Secteur Revue Relations

DOSSIER : Sortir du «choc des civilisations»

Gratitude

Par : Bernard Émond

Elle s’appelait Else Reichmann, lui Marc Bernard. Il l’avait rencontrée au Louvre, devant la Vénus de Milo, en 1938. Elle était Autrichienne, juive, réfugiée ; lui, Français, ancien ouvrier, écrivain. Elle avait 36 ans, lui 38. Ils auront cette chance inespérée de vivre un grand amour qui ne finit qu’avec la mort d’un des deux amants. C’est Else qui partira la première, fauchée par un cancer en 1968.
 
Ce serait peu de dire que Marc Bernard est inconsolable : sa vie bascule. Lui qui était un écrivain de la légèreté et du bonheur de vivre va devenir grave. Il voudrait mourir, mais une promesse faite à sa femme agonisante l’en empêche : elle lui a fait jurer de continuer à écrire. Il écrira donc. Et presque toute son œuvre, pendant les 14 dernières années de sa vie, tournera autour de cette femme aimée et de sa disparition. Il y aura d’abord La mort de la bien-aimée (1972), Au-delà de l’absence (1976), puis Tout est bien ainsi (1979), trois livres magnifiques, profonds et simples, sur l’amour et la mort.
 
Marc Bernard aura été un de ces écrivains qui passent. Vivant de peu, indifférent à sa carrière, détestant le travail, n’aimant rien autant que les voyages et la liberté, il est tombé lentement dans l’oubli. Né dans une famille pauvre, communiste dans sa jeunesse, il publie un premier roman en 1928. Puis suivront une quinzaine de livres souvent autobiographiques, parfois inspirés de sa Nîmes natale ou de ses voyages, des livres souvent lumineux, finement observés, d’une écriture élégante et limpide.
 
Else y paraît çà et là. Mais après sa mort, elle devient le centre de l’œuvre. Dans La mort de la bien-aimée, Marc Bernard décline toutes les facettes de leur amour, et d’abord les plus ordinaires, qu’il exalte : « Notre vie fut une longue et brève suite de jours faits de ce qui aurait pu ressembler à une banalité quotidienne à en juger par la manière dont nous vivions ; pourtant je souhaite que le plus grand nombre des couples en vivent de tels.

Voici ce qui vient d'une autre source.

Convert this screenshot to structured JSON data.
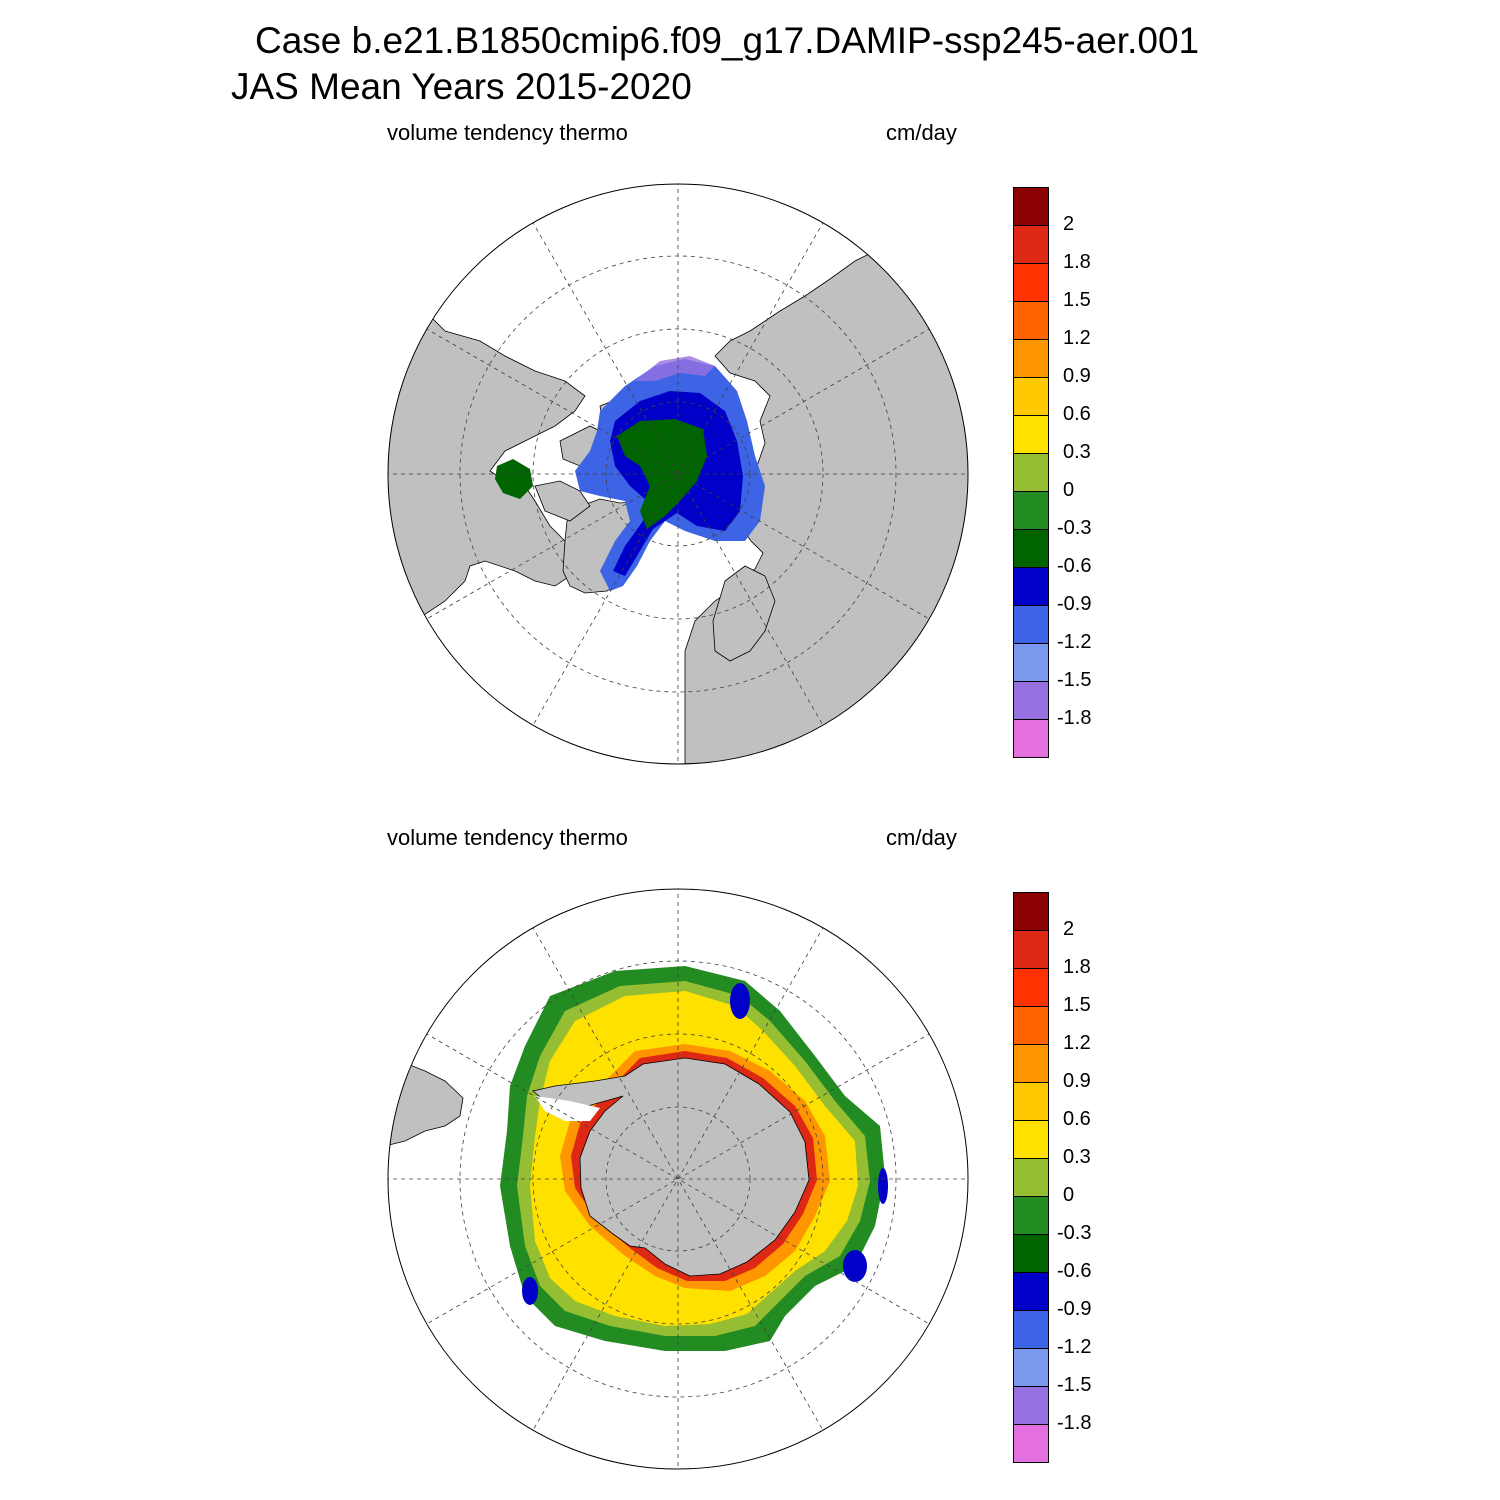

Ceux qui prétendent que l’amour ne saurait résister à l’habitude en ont une conception basse[1]. » De cette femme, il a tout aimé : sa beauté, sa grâce, son humour et jusqu’à son accent, dont elle n’a jamais pu se départir. À son propos, il écrira : « Je me demande combien d’êtres passent méconnus, que certaines de leurs qualités – pudeur, discrétion, désintéressement, humilité, manque de confiance – laissent ou ont laissés dans l’obscurité. Diamants qu’aucun hasard n’a fait paraître au jour[2]. »
 
À l’âge de 66 ans, on lui diagnostique un cancer, déjà très avancé. Else a deux mois à vivre. « Alors, écrit Marc Bernard, commença l’époque de mon plus grand amour, quand le cœur s’élargit jusqu’à contenir l’univers[3] ». Le récit qu’il fait de l’agonie de sa femme, qu’il a accompagnée jusqu’au dernier instant, est bouleversant. La mort d’Else le laissera désorienté, brisé. Il cherchera sa femme partout, dans les objets qu’elle a laissés derrière elle, dans des photographies et des films, dans les lieux qu’ils ont fréquentés ensemble, et jusque dans la démarche d’une femme qui s’éloigne et dont il espère qu’elle ne se retournera pas. L’absence est insupportable et pourtant, peu à peu, Marc Bernard retrouvera le chemin du monde.
 
Il ne refera pas sa vie, du moins au sens où on l’entend généralement. Il ne connaîtra pas d’autre amour, mais en fouillant l’absence, devant le mystère du monde, il découvrira une sorte d’espoir : « Je me perds dans l’immensité de l’espace et du temps, comme si c’était là seulement que j’aie quelque chance de la retrouver. Plus cet univers est étrange et plus mon espoir s’affermit, car il me semble que c’est le plus improbable qui a le plus de chances de se réaliser. […] En un mot, toutes les portes me paraissent ouvertes et il n’est au pouvoir de personne de les murer[4] ». On croirait lire le Pierre Vadeboncoeur des Essais sur la croyance et l’incroyance.
 
Marc Bernard ne devient pas croyant, mais il lui arrive de rêver à Dieu, qu’il « croit parfois possible » et son deuil le mène à une attention renouvelée au monde, par laquelle il croit parfois sentir la présence de sa femme. À Majorque, où il se réfugie dans une maisonnette où il a vécu avec elle, et où son souvenir « est mêlé aux fleurs que j’embrasse, aux nuages, à la lumière », il écrira des pages magnifiques sur la nature. « Je me réconcilie avec la vie et c’est toi qui m’y aides », écrit-il. Puis enfin : « C’est un chant de grâce qui retentit parfois en moi, quels qu’aient été la fin et les maux qui l’ont précédé. Ce qui importe, c’est que j’aie eu l’honneur, le bonheur de te connaître, que je n’en aie pas été jugé indigne[5]. »
 
Je ne connais rien de plus beau sur le deuil que ces trois livres, où la douleur de la perte et la gratitude d’avoir vécu et aimé sont intimement mêlées.

 

 


[1] Paris, Gallimard, coll. L’Imaginaire, 1984, p. 16.
[2] Ibid., p. 45.
[3] Ibid., p. 22.
[4] Ibid., p. 73-74.
[5] Ibid., p. 117-118.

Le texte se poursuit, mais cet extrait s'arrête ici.